Emerging markets have often declined precipitously during previous crisis and the sharp pullback during the Covid pandemic was no exception. However, emerging market equities have historically recovered quickly from previous crisis and so far the current recovery has outpaced those of US and International Developed Market equities. The figure below shows the equity market performance for the MSCI US Index, the MSCI EAFE Index, and the MSCI EM index. After both the 9/11 attacks and the Great Financial Crisis, EM equities outperformed other equity indexes over the following two years. Just under one year after the bottom of the markets reached in March 2020 and EM equities have so far outperformed yet again.
Further analyzing historical equity market performance, leadership tends to shift from one asset class to another and over the past 5- and 10-year rolling periods, US markets have outperformed EM. However, the 5-year rolling returns for both the S&P 500 and MSCI EM Index are currently about equal due to EM’s outperformance over the past year. As the chart below indicates, the previous period of S&P 500 outperformance was followed by a decade of EM outperformance before the US market regained leadership in 2013. We believe that the next period of EM outperformance is just beginning.

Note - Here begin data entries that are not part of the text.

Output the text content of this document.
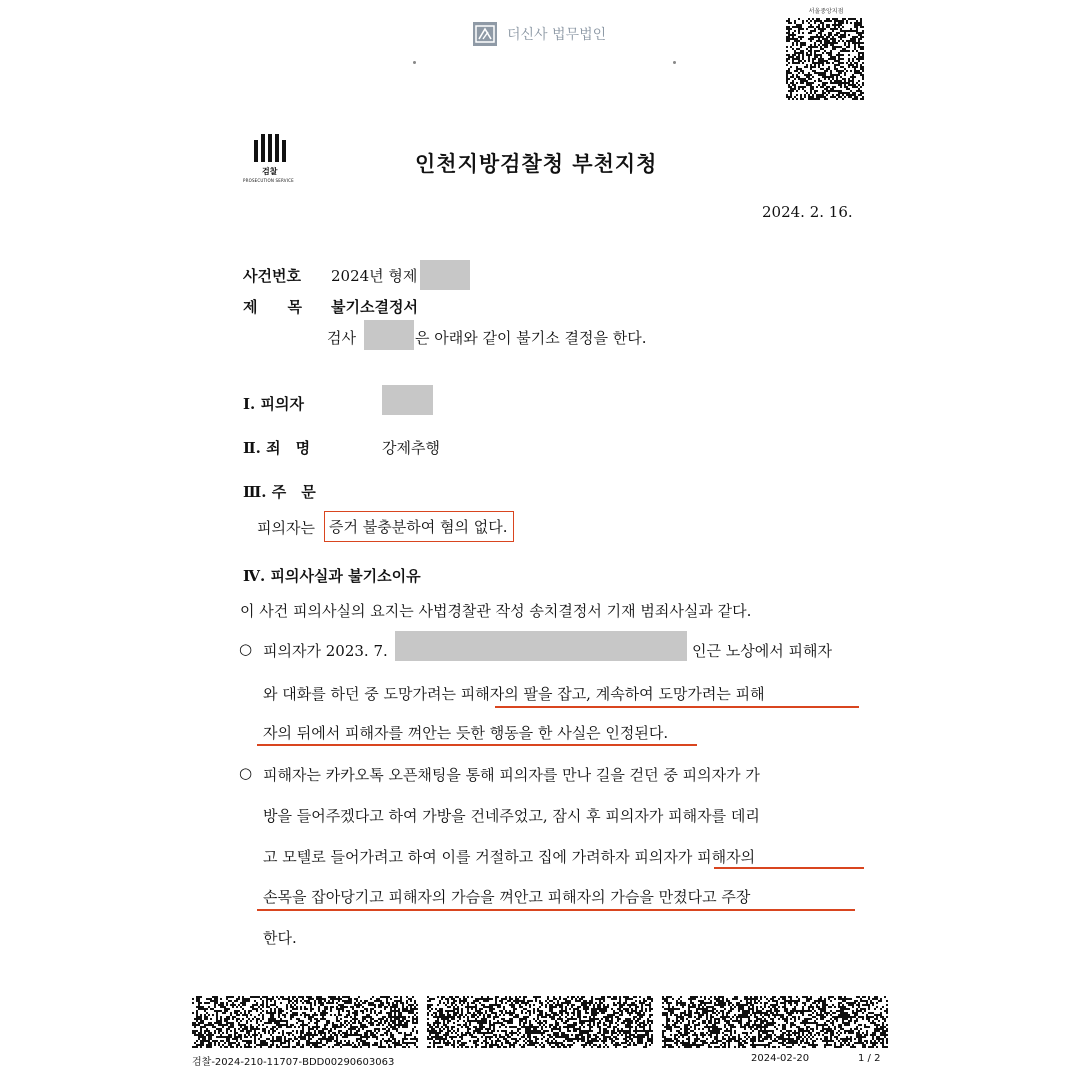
더신사 법무법인
서울중앙지점
검찰
PROSECUTION SERVICE
인천지방검찰청 부천지청
2024. 2. 16.
사건번호 2024년 형제
제　　목 불기소결정서
검사	은 아래와 같이 불기소 결정을 한다.
Ⅰ. 피의자
Ⅱ. 죄　명	강제추행
Ⅲ. 주　문
피의자는 증거 불충분하여 혐의 없다.
Ⅳ. 피의사실과 불기소이유
이 사건 피의사실의 요지는 사법경찰관 작성 송치결정서 기재 범죄사실과 같다.
○ 피의자가 2023. 7.	인근 노상에서 피해자
와 대화를 하던 중 도망가려는 피해자의 팔을 잡고, 계속하여 도망가려는 피해
자의 뒤에서 피해자를 껴안는 듯한 행동을 한 사실은 인정된다.
○ 피해자는 카카오톡 오픈채팅을 통해 피의자를 만나 길을 걷던 중 피의자가 가
방을 들어주겠다고 하여 가방을 건네주었고, 잠시 후 피의자가 피해자를 데리
고 모텔로 들어가려고 하여 이를 거절하고 집에 가려하자 피의자가 피해자의
손목을 잡아당기고 피해자의 가슴을 껴안고 피해자의 가슴을 만졌다고 주장
한다.
검찰-2024-210-11707-BDD00290603063	2024-02-20	1 / 2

Meanwhile, the gap between US and EM 10-year rolling performance still remains wide, but it has peaked at it’s historical widest and now seems to be in decline. From the end of the last period of S&P 500 leadership to the peak of EM outperformance in early 2008, emerging markets outperformed the S&P 500 by 140%.
We believe strongly that the 10-year rolling return gap will continue to narrow and that EM equities are set to outperform over the next 10 years. With valuations at extreme discounts, earnings growth accelerating, and potential inflows into the asset class, we strongly favor an overweight to emerging market equities and have positioned our portfolios accordingly.